Athletes have been placed in a bubble away from the public over the past 72 hours, enduring the cruel hardship of being confined to a luxurious seafront hotel with little interaction planned at the Stade Louis II.
But Muir, who was a close second to Reekie in their summer opener in Trieste a fortnight ago, feels refreshed after a rather more frugal stint of training at Font Romeu in the French Pyrenees.
She said: “I found it really good. Because we’d been stuck in Glasgow for so long, it was nice to have the change of scenery. It didn’t feel as hard as I’d remembered previously. Altitude normally is hard, but just having that environment, you forget about things.”

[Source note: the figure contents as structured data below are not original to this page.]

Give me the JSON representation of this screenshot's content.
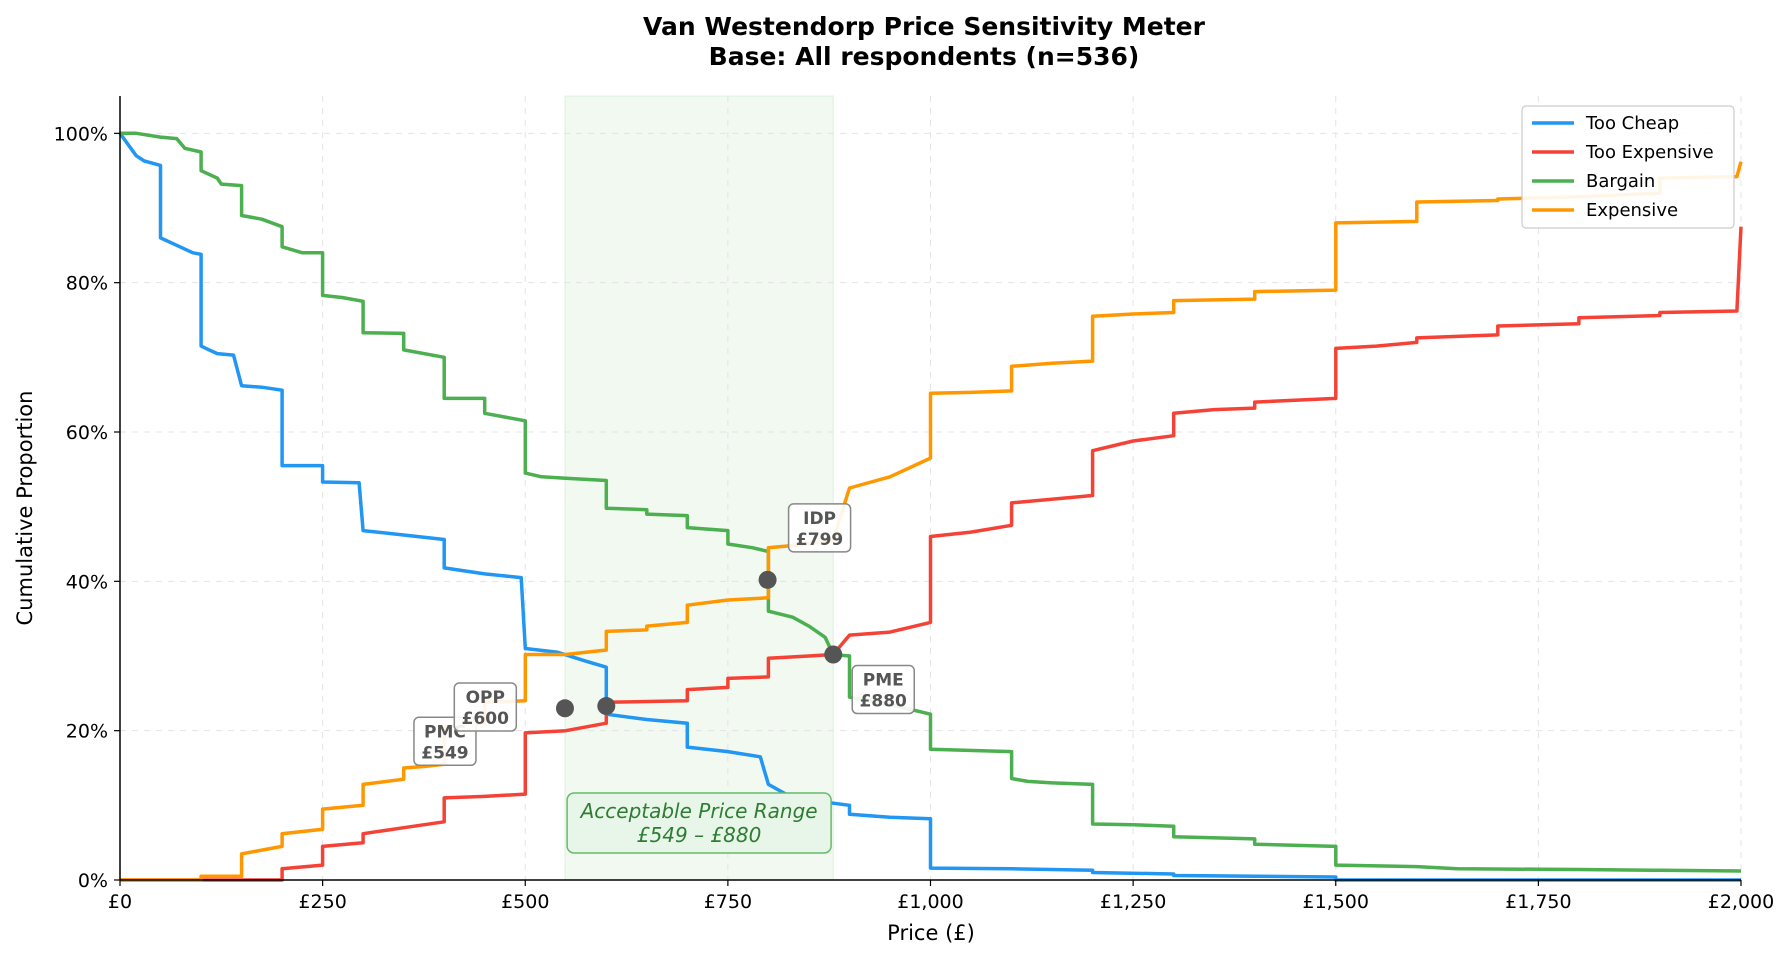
{
  "chart_data": {
    "type": "line",
    "title_line1": "Van Westendorp Price Sensitivity Meter",
    "title_line2": "Base: All respondents (n=536)",
    "xlabel": "Price (£)",
    "ylabel": "Cumulative Proportion",
    "xlim": [
      0,
      2000
    ],
    "ylim": [
      0,
      1.05
    ],
    "x_ticks": [
      0,
      250,
      500,
      750,
      1000,
      1250,
      1500,
      1750,
      2000
    ],
    "x_tick_labels": [
      "£0",
      "£250",
      "£500",
      "£750",
      "£1,000",
      "£1,250",
      "£1,500",
      "£1,750",
      "£2,000"
    ],
    "y_ticks": [
      0,
      0.2,
      0.4,
      0.6,
      0.8,
      1.0
    ],
    "y_tick_labels": [
      "0%",
      "20%",
      "40%",
      "60%",
      "80%",
      "100%"
    ],
    "grid": true,
    "legend_position": "top-right",
    "series": [
      {
        "name": "Too Cheap",
        "color": "#2196F3",
        "points": [
          [
            0,
            1.0
          ],
          [
            10,
            0.985
          ],
          [
            20,
            0.97
          ],
          [
            30,
            0.963
          ],
          [
            40,
            0.96
          ],
          [
            50,
            0.957
          ],
          [
            50,
            0.86
          ],
          [
            70,
            0.85
          ],
          [
            90,
            0.84
          ],
          [
            100,
            0.838
          ],
          [
            100,
            0.715
          ],
          [
            110,
            0.71
          ],
          [
            120,
            0.705
          ],
          [
            140,
            0.703
          ],
          [
            150,
            0.662
          ],
          [
            175,
            0.66
          ],
          [
            200,
            0.656
          ],
          [
            200,
            0.555
          ],
          [
            250,
            0.555
          ],
          [
            250,
            0.533
          ],
          [
            295,
            0.532
          ],
          [
            300,
            0.468
          ],
          [
            350,
            0.462
          ],
          [
            400,
            0.456
          ],
          [
            400,
            0.418
          ],
          [
            450,
            0.41
          ],
          [
            495,
            0.405
          ],
          [
            500,
            0.31
          ],
          [
            540,
            0.305
          ],
          [
            575,
            0.293
          ],
          [
            600,
            0.285
          ],
          [
            600,
            0.222
          ],
          [
            650,
            0.215
          ],
          [
            700,
            0.21
          ],
          [
            700,
            0.178
          ],
          [
            750,
            0.172
          ],
          [
            790,
            0.165
          ],
          [
            800,
            0.128
          ],
          [
            830,
            0.11
          ],
          [
            900,
            0.1
          ],
          [
            900,
            0.088
          ],
          [
            950,
            0.084
          ],
          [
            1000,
            0.082
          ],
          [
            1000,
            0.016
          ],
          [
            1100,
            0.015
          ],
          [
            1200,
            0.013
          ],
          [
            1200,
            0.01
          ],
          [
            1300,
            0.008
          ],
          [
            1300,
            0.006
          ],
          [
            1500,
            0.004
          ],
          [
            1500,
            0.0
          ],
          [
            2000,
            0.0
          ]
        ]
      },
      {
        "name": "Too Expensive",
        "color": "#F44336",
        "points": [
          [
            0,
            0.0
          ],
          [
            100,
            0.0
          ],
          [
            200,
            0.0
          ],
          [
            200,
            0.015
          ],
          [
            250,
            0.02
          ],
          [
            250,
            0.045
          ],
          [
            300,
            0.05
          ],
          [
            300,
            0.062
          ],
          [
            350,
            0.07
          ],
          [
            400,
            0.078
          ],
          [
            400,
            0.11
          ],
          [
            450,
            0.112
          ],
          [
            500,
            0.115
          ],
          [
            500,
            0.197
          ],
          [
            550,
            0.2
          ],
          [
            600,
            0.21
          ],
          [
            600,
            0.238
          ],
          [
            700,
            0.24
          ],
          [
            700,
            0.255
          ],
          [
            750,
            0.258
          ],
          [
            750,
            0.27
          ],
          [
            800,
            0.272
          ],
          [
            800,
            0.297
          ],
          [
            850,
            0.3
          ],
          [
            880,
            0.302
          ],
          [
            900,
            0.328
          ],
          [
            950,
            0.332
          ],
          [
            1000,
            0.345
          ],
          [
            1000,
            0.46
          ],
          [
            1050,
            0.466
          ],
          [
            1100,
            0.475
          ],
          [
            1100,
            0.505
          ],
          [
            1200,
            0.515
          ],
          [
            1200,
            0.575
          ],
          [
            1250,
            0.588
          ],
          [
            1300,
            0.595
          ],
          [
            1300,
            0.625
          ],
          [
            1350,
            0.63
          ],
          [
            1400,
            0.632
          ],
          [
            1400,
            0.64
          ],
          [
            1500,
            0.645
          ],
          [
            1500,
            0.712
          ],
          [
            1550,
            0.715
          ],
          [
            1600,
            0.72
          ],
          [
            1600,
            0.726
          ],
          [
            1700,
            0.73
          ],
          [
            1700,
            0.742
          ],
          [
            1800,
            0.745
          ],
          [
            1800,
            0.753
          ],
          [
            1900,
            0.756
          ],
          [
            1900,
            0.76
          ],
          [
            1995,
            0.762
          ],
          [
            2000,
            0.875
          ]
        ]
      },
      {
        "name": "Bargain",
        "color": "#4CAF50",
        "points": [
          [
            0,
            1.0
          ],
          [
            20,
            1.0
          ],
          [
            50,
            0.995
          ],
          [
            70,
            0.993
          ],
          [
            80,
            0.98
          ],
          [
            100,
            0.975
          ],
          [
            100,
            0.95
          ],
          [
            120,
            0.94
          ],
          [
            125,
            0.932
          ],
          [
            150,
            0.93
          ],
          [
            150,
            0.89
          ],
          [
            175,
            0.885
          ],
          [
            200,
            0.875
          ],
          [
            200,
            0.848
          ],
          [
            225,
            0.84
          ],
          [
            250,
            0.84
          ],
          [
            250,
            0.783
          ],
          [
            275,
            0.78
          ],
          [
            300,
            0.775
          ],
          [
            300,
            0.733
          ],
          [
            350,
            0.732
          ],
          [
            350,
            0.71
          ],
          [
            400,
            0.7
          ],
          [
            400,
            0.645
          ],
          [
            450,
            0.645
          ],
          [
            450,
            0.625
          ],
          [
            500,
            0.615
          ],
          [
            500,
            0.545
          ],
          [
            520,
            0.54
          ],
          [
            550,
            0.538
          ],
          [
            600,
            0.535
          ],
          [
            600,
            0.498
          ],
          [
            650,
            0.496
          ],
          [
            650,
            0.49
          ],
          [
            700,
            0.488
          ],
          [
            700,
            0.472
          ],
          [
            750,
            0.468
          ],
          [
            750,
            0.45
          ],
          [
            780,
            0.445
          ],
          [
            800,
            0.44
          ],
          [
            800,
            0.36
          ],
          [
            830,
            0.352
          ],
          [
            850,
            0.34
          ],
          [
            870,
            0.325
          ],
          [
            880,
            0.302
          ],
          [
            900,
            0.3
          ],
          [
            900,
            0.245
          ],
          [
            950,
            0.235
          ],
          [
            1000,
            0.222
          ],
          [
            1000,
            0.175
          ],
          [
            1100,
            0.172
          ],
          [
            1100,
            0.136
          ],
          [
            1120,
            0.132
          ],
          [
            1150,
            0.13
          ],
          [
            1200,
            0.128
          ],
          [
            1200,
            0.075
          ],
          [
            1250,
            0.074
          ],
          [
            1300,
            0.072
          ],
          [
            1300,
            0.058
          ],
          [
            1400,
            0.055
          ],
          [
            1400,
            0.048
          ],
          [
            1500,
            0.045
          ],
          [
            1500,
            0.02
          ],
          [
            1600,
            0.018
          ],
          [
            1650,
            0.015
          ],
          [
            1800,
            0.014
          ],
          [
            1900,
            0.013
          ],
          [
            2000,
            0.012
          ]
        ]
      },
      {
        "name": "Expensive",
        "color": "#FF9800",
        "points": [
          [
            0,
            0.0
          ],
          [
            100,
            0.0
          ],
          [
            100,
            0.005
          ],
          [
            150,
            0.005
          ],
          [
            150,
            0.035
          ],
          [
            175,
            0.04
          ],
          [
            200,
            0.045
          ],
          [
            200,
            0.062
          ],
          [
            250,
            0.068
          ],
          [
            250,
            0.095
          ],
          [
            300,
            0.1
          ],
          [
            300,
            0.128
          ],
          [
            350,
            0.135
          ],
          [
            350,
            0.15
          ],
          [
            375,
            0.152
          ],
          [
            400,
            0.155
          ],
          [
            400,
            0.205
          ],
          [
            450,
            0.21
          ],
          [
            450,
            0.238
          ],
          [
            500,
            0.24
          ],
          [
            500,
            0.302
          ],
          [
            550,
            0.302
          ],
          [
            575,
            0.305
          ],
          [
            600,
            0.308
          ],
          [
            600,
            0.333
          ],
          [
            650,
            0.335
          ],
          [
            650,
            0.34
          ],
          [
            700,
            0.345
          ],
          [
            700,
            0.368
          ],
          [
            750,
            0.375
          ],
          [
            800,
            0.378
          ],
          [
            800,
            0.445
          ],
          [
            850,
            0.45
          ],
          [
            880,
            0.455
          ],
          [
            900,
            0.525
          ],
          [
            950,
            0.54
          ],
          [
            1000,
            0.565
          ],
          [
            1000,
            0.652
          ],
          [
            1050,
            0.653
          ],
          [
            1100,
            0.655
          ],
          [
            1100,
            0.688
          ],
          [
            1150,
            0.692
          ],
          [
            1200,
            0.695
          ],
          [
            1200,
            0.755
          ],
          [
            1250,
            0.758
          ],
          [
            1300,
            0.76
          ],
          [
            1300,
            0.776
          ],
          [
            1400,
            0.778
          ],
          [
            1400,
            0.788
          ],
          [
            1500,
            0.79
          ],
          [
            1500,
            0.88
          ],
          [
            1600,
            0.882
          ],
          [
            1600,
            0.908
          ],
          [
            1700,
            0.91
          ],
          [
            1700,
            0.912
          ],
          [
            1800,
            0.915
          ],
          [
            1900,
            0.92
          ],
          [
            1900,
            0.94
          ],
          [
            1995,
            0.942
          ],
          [
            2000,
            0.962
          ]
        ]
      }
    ],
    "price_points": [
      {
        "abbr": "PMC",
        "price": 549,
        "y": 0.23,
        "label_line1": "PMC",
        "label_line2": "£549"
      },
      {
        "abbr": "OPP",
        "price": 600,
        "y": 0.233,
        "label_line1": "OPP",
        "label_line2": "£600"
      },
      {
        "abbr": "IDP",
        "price": 799,
        "y": 0.402,
        "label_line1": "IDP",
        "label_line2": "£799"
      },
      {
        "abbr": "PME",
        "price": 880,
        "y": 0.302,
        "label_line1": "PME",
        "label_line2": "£880"
      }
    ],
    "acceptable_range": {
      "from": 549,
      "to": 880,
      "label_line1": "Acceptable Price Range",
      "label_line2": "£549 – £880"
    }
  }
}
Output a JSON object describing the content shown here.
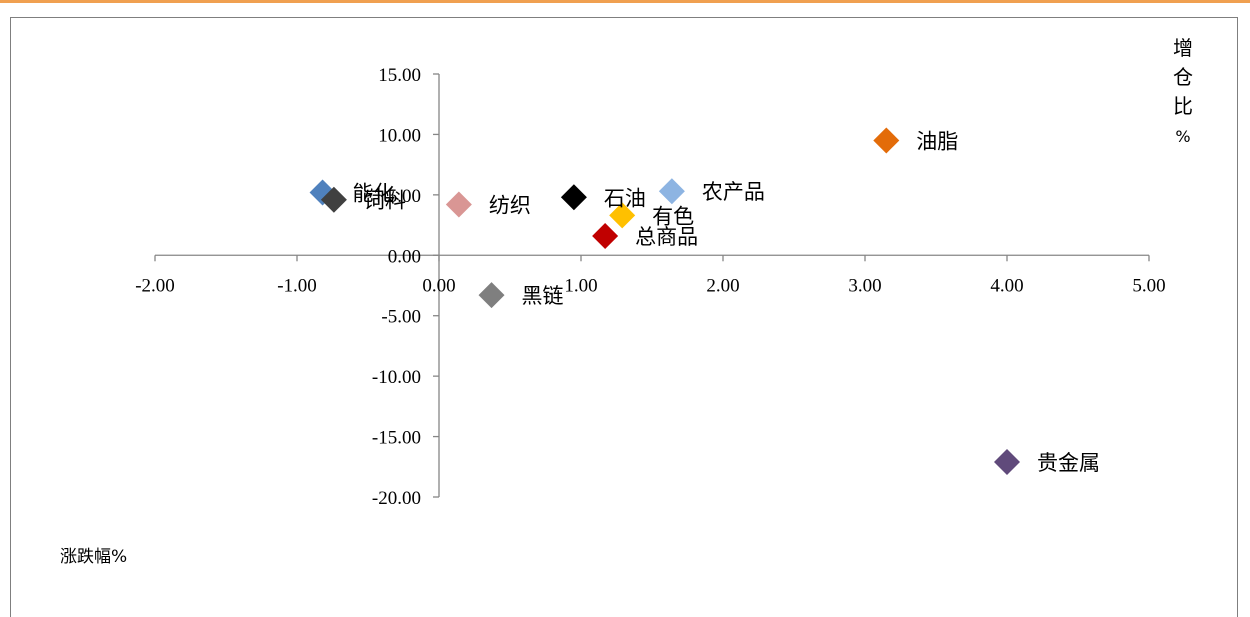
{
  "chart_data": {
    "type": "scatter",
    "title": "",
    "xlabel": "涨跌幅%",
    "ylabel": "增仓比%",
    "ylabel_chars": [
      "增",
      "仓",
      "比",
      "%"
    ],
    "xlim": [
      -2,
      5
    ],
    "ylim": [
      -20,
      15
    ],
    "x_ticks": [
      -2,
      -1,
      0,
      1,
      2,
      3,
      4,
      5
    ],
    "y_ticks": [
      -20,
      -15,
      -10,
      -5,
      0,
      5,
      10,
      15
    ],
    "x_tick_labels": [
      "-2.00",
      "-1.00",
      "0.00",
      "1.00",
      "2.00",
      "3.00",
      "4.00",
      "5.00"
    ],
    "y_tick_labels": [
      "-20.00",
      "-15.00",
      "-10.00",
      "-5.00",
      "0.00",
      "5.00",
      "10.00",
      "15.00"
    ],
    "grid": false,
    "legend": "none",
    "points": [
      {
        "label": "能化",
        "x": -0.82,
        "y": 5.2,
        "color": "#4f81bd"
      },
      {
        "label": "饲料",
        "x": -0.74,
        "y": 4.6,
        "color": "#404040"
      },
      {
        "label": "纺织",
        "x": 0.14,
        "y": 4.2,
        "color": "#d99694"
      },
      {
        "label": "石油",
        "x": 0.95,
        "y": 4.8,
        "color": "#000000"
      },
      {
        "label": "农产品",
        "x": 1.64,
        "y": 5.3,
        "color": "#8db4e2"
      },
      {
        "label": "有色",
        "x": 1.29,
        "y": 3.3,
        "color": "#ffc000"
      },
      {
        "label": "总商品",
        "x": 1.17,
        "y": 1.6,
        "color": "#c00000"
      },
      {
        "label": "油脂",
        "x": 3.15,
        "y": 9.5,
        "color": "#e36c09"
      },
      {
        "label": "黑链",
        "x": 0.37,
        "y": -3.3,
        "color": "#7f7f7f"
      },
      {
        "label": "贵金属",
        "x": 4.0,
        "y": -17.1,
        "color": "#604a7b"
      }
    ]
  }
}
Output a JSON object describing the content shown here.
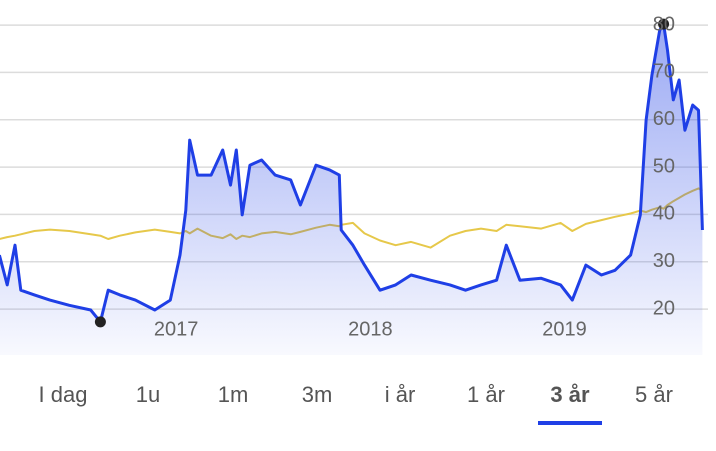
{
  "chart_data": {
    "type": "line",
    "x": [
      2016.09,
      2016.13,
      2016.17,
      2016.2,
      2016.27,
      2016.35,
      2016.45,
      2016.56,
      2016.61,
      2016.65,
      2016.71,
      2016.79,
      2016.89,
      2016.97,
      2017.02,
      2017.05,
      2017.07,
      2017.11,
      2017.18,
      2017.24,
      2017.28,
      2017.31,
      2017.34,
      2017.38,
      2017.44,
      2017.51,
      2017.59,
      2017.64,
      2017.72,
      2017.79,
      2017.84,
      2017.85,
      2017.91,
      2017.97,
      2018.05,
      2018.13,
      2018.21,
      2018.31,
      2018.41,
      2018.49,
      2018.57,
      2018.65,
      2018.7,
      2018.77,
      2018.88,
      2018.98,
      2019.04,
      2019.11,
      2019.19,
      2019.26,
      2019.34,
      2019.39,
      2019.42,
      2019.45,
      2019.49,
      2019.51,
      2019.53,
      2019.56,
      2019.59,
      2019.62,
      2019.66,
      2019.69,
      2019.71
    ],
    "series": [
      {
        "color": "#1f3fe6",
        "fill": true,
        "values": [
          31.4,
          25.1,
          33.5,
          24.0,
          23.0,
          21.9,
          20.8,
          19.8,
          17.3,
          24.0,
          23.0,
          21.9,
          19.8,
          21.9,
          31.4,
          40.9,
          55.7,
          48.3,
          48.3,
          53.6,
          46.2,
          53.6,
          39.9,
          50.4,
          51.5,
          48.3,
          47.3,
          42.0,
          50.4,
          49.4,
          48.3,
          36.7,
          33.5,
          29.3,
          24.0,
          25.1,
          27.2,
          26.1,
          25.1,
          24.0,
          25.1,
          26.1,
          33.5,
          26.1,
          26.5,
          25.1,
          21.9,
          29.3,
          27.2,
          28.2,
          31.4,
          39.9,
          59.9,
          69.4,
          78.9,
          80.2,
          74.7,
          64.2,
          68.4,
          57.8,
          63.1,
          62.0,
          36.7
        ]
      },
      {
        "color": "#e6c84a",
        "fill": false,
        "values": [
          34.8,
          35.2,
          35.5,
          35.8,
          36.5,
          36.8,
          36.5,
          35.8,
          35.5,
          34.8,
          35.5,
          36.2,
          36.8,
          36.3,
          36.0,
          36.5,
          36.0,
          37.0,
          35.5,
          35.0,
          35.8,
          34.8,
          35.5,
          35.2,
          36.0,
          36.3,
          35.8,
          36.3,
          37.2,
          37.8,
          37.5,
          37.8,
          38.2,
          36.0,
          34.5,
          33.5,
          34.2,
          33.0,
          35.5,
          36.5,
          37.0,
          36.5,
          37.8,
          37.5,
          37.0,
          38.2,
          36.5,
          38.0,
          38.8,
          39.5,
          40.2,
          40.8,
          40.5,
          41.0,
          41.5,
          41.2,
          42.0,
          42.8,
          43.5,
          44.2,
          45.0,
          45.5,
          45.0
        ]
      }
    ],
    "highlights": [
      {
        "x": 2016.61,
        "y": 17.3
      },
      {
        "x": 2019.51,
        "y": 80.2
      }
    ],
    "xlim": [
      2016.093,
      2019.78
    ],
    "xticks": [
      2017,
      2018,
      2019
    ],
    "ylim": [
      10.3,
      85.3
    ],
    "yticks": [
      20,
      30,
      40,
      50,
      60,
      70,
      80
    ],
    "grid": true
  },
  "tabs": {
    "items": [
      "I dag",
      "1u",
      "1m",
      "3m",
      "i år",
      "1 år",
      "3 år",
      "5 år"
    ],
    "selected": 6,
    "accent": "#1f3fe6"
  }
}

Fellow Dundee Hawkhill Harrier Eilish McColgan faces double world champions Sifan Hassan and Hellen Obiri in the 5,000m, while Jake Wightman will have to contend with Kenya’s world champion Timothy Cheruiyot and Norwegian tyro Jakob Ingebrigtsen as he hunts his first Diamond League victory since his landmark triumph in Oslo in 2017.
Wightman said: “That race showed me I can beat these athletes.
“I beat Elijah Manangoi who went on to win the world title. Confidence wise, knowing I can win a race of that calibre, I thought: ‘why can’t I do in a championships?’
“It’s tainted because my worlds in 2017 wasn’t as good as it could have been.
“At the end of the day, Diamond Leagues don’t mean anything. You really need to turn up at champs.”
Elsewhere, in-form Andy Pozzi is bidding for a seventh win in a row in the 110m hurdles and Adam Gemili will face off with world champion Noah Lyles over 200m.
Katarina Johnson-Thompson will unleash her competitive frustrations in the high jump after confessing her difficulties in surviving a pre-Olympic summer without a heptathlon.